In the first aspect of the present invention, the first conductivity type may be a P-channel type, and the second conductivity type may be an N-channel type. Also in this case, the above-described effects can be achieved. In the invention of claim 1, the first drive circuit includes a gate integrated circuit element having a current capacity of about 60 mA as a basic configuration, and the second drive circuit has a basic configuration of about 20 to about 20 mA.
A gate integrated circuit device having a current capacity of 30 mA may be provided. Also in this case, the operation and effect of the first aspect can be realized.

[Brief description of the drawings]

FIG. 1 is a block diagram illustrating a configuration example of a part of a motor drive circuit 31 according to an embodiment of the present invention.
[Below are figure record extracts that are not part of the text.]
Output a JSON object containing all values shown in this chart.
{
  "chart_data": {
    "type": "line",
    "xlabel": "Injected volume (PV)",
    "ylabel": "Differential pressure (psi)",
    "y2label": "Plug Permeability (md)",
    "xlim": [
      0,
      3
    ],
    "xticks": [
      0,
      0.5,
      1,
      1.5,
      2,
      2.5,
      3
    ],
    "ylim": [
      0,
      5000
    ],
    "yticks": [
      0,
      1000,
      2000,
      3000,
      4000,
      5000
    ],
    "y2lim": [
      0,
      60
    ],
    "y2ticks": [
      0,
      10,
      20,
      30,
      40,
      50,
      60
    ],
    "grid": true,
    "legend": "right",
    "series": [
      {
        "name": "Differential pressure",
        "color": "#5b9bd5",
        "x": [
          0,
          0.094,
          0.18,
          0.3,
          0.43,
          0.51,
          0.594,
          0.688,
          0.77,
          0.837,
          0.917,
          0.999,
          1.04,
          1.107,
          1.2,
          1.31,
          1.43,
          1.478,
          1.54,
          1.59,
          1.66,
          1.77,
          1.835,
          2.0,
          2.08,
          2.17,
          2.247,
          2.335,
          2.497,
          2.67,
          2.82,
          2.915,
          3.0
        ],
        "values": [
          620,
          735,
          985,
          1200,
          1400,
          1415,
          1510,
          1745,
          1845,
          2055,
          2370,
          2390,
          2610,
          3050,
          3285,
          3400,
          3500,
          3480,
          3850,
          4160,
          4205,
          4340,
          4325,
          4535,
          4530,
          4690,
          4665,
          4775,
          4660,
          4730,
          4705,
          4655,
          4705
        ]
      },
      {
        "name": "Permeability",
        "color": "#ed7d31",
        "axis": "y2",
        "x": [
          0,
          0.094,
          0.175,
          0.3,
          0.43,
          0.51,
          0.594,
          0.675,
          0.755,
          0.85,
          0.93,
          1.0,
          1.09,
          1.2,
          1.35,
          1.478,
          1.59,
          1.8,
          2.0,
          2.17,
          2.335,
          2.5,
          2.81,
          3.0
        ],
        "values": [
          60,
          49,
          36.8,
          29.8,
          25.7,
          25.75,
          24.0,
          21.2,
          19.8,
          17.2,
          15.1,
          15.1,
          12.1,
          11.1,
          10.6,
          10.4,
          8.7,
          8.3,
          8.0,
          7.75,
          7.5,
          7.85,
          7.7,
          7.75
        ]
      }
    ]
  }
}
FIG. 2 is a block diagram illustrating a configuration example of a motor drive circuit 1 that is a basis of the present invention.

FIG. 3 is a graph showing an operation example of a gate element used in the example.
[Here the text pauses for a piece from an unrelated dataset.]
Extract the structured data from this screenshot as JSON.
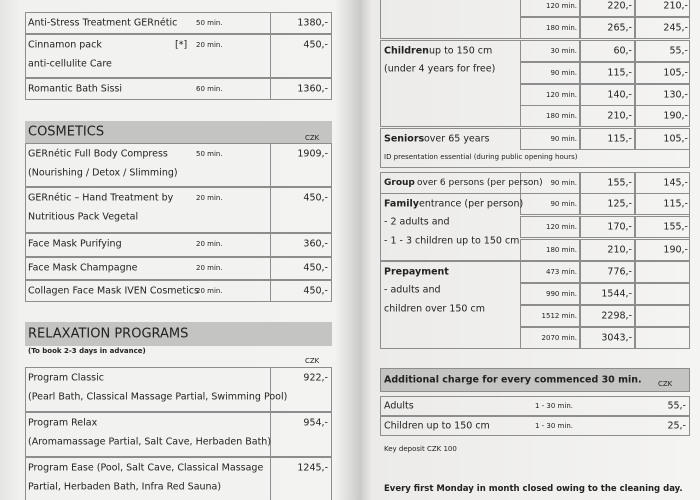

FIG. 4 is a graph showing operation states of circuit elements according to a conventional technique and an example.

FIG. 5 is a circuit diagram illustrating a configuration example of a motor driving circuit 1 according to the related art.

FIG. 6 is a circuit diagram illustrating a configuration example of a low-side side of a power element unit described later in the drive circuit 1.

FIG. 7 is a circuit diagram showing a configuration example of a high-side side of a power element unit described later in the drive circuit 1.

[Explanation of symbols]

 2 power supply section 3 motor 4 main control section 5 power element section 6 slave control section 7 high side element section 7a, 7b P high side element section 8 low side element section 8a, 8b low side element section 31 drive circuits 38, 39 gate circuit 42, 43 transistor for signal transmission 44, 45 AND circuit 46 OR circuit 47 overcurrent limiter circuit

Claims (3)

[Claims] 1. A first motor for supplying a drive current to a coil of a motor.
An inverter circuit having a transistor of a conductive type and a transistor of a second conductive type into which a drive current flows from another coil of the motor; and a relatively small current for turning on / off the first conductive type transistor of the inverter circuit. A first driving circuit of a capacitor;
A second drive circuit having a relatively large current capacity for setting the second conductivity type transistor to either an on state or an off state. 2. The method according to claim 1, wherein the first conductivity type is a P-channel type.
The motor drive device according to claim 1, wherein the second conductive type is an N-channel type. 3. The first driving circuit has a basic structure of about 60
a gate integrated circuit device having a current capacity of mA.
The motor drive device according to claim 1, wherein the drive circuit includes a gate integrated circuit element having a current capacity of about 20 to 30 mA as a basic configuration.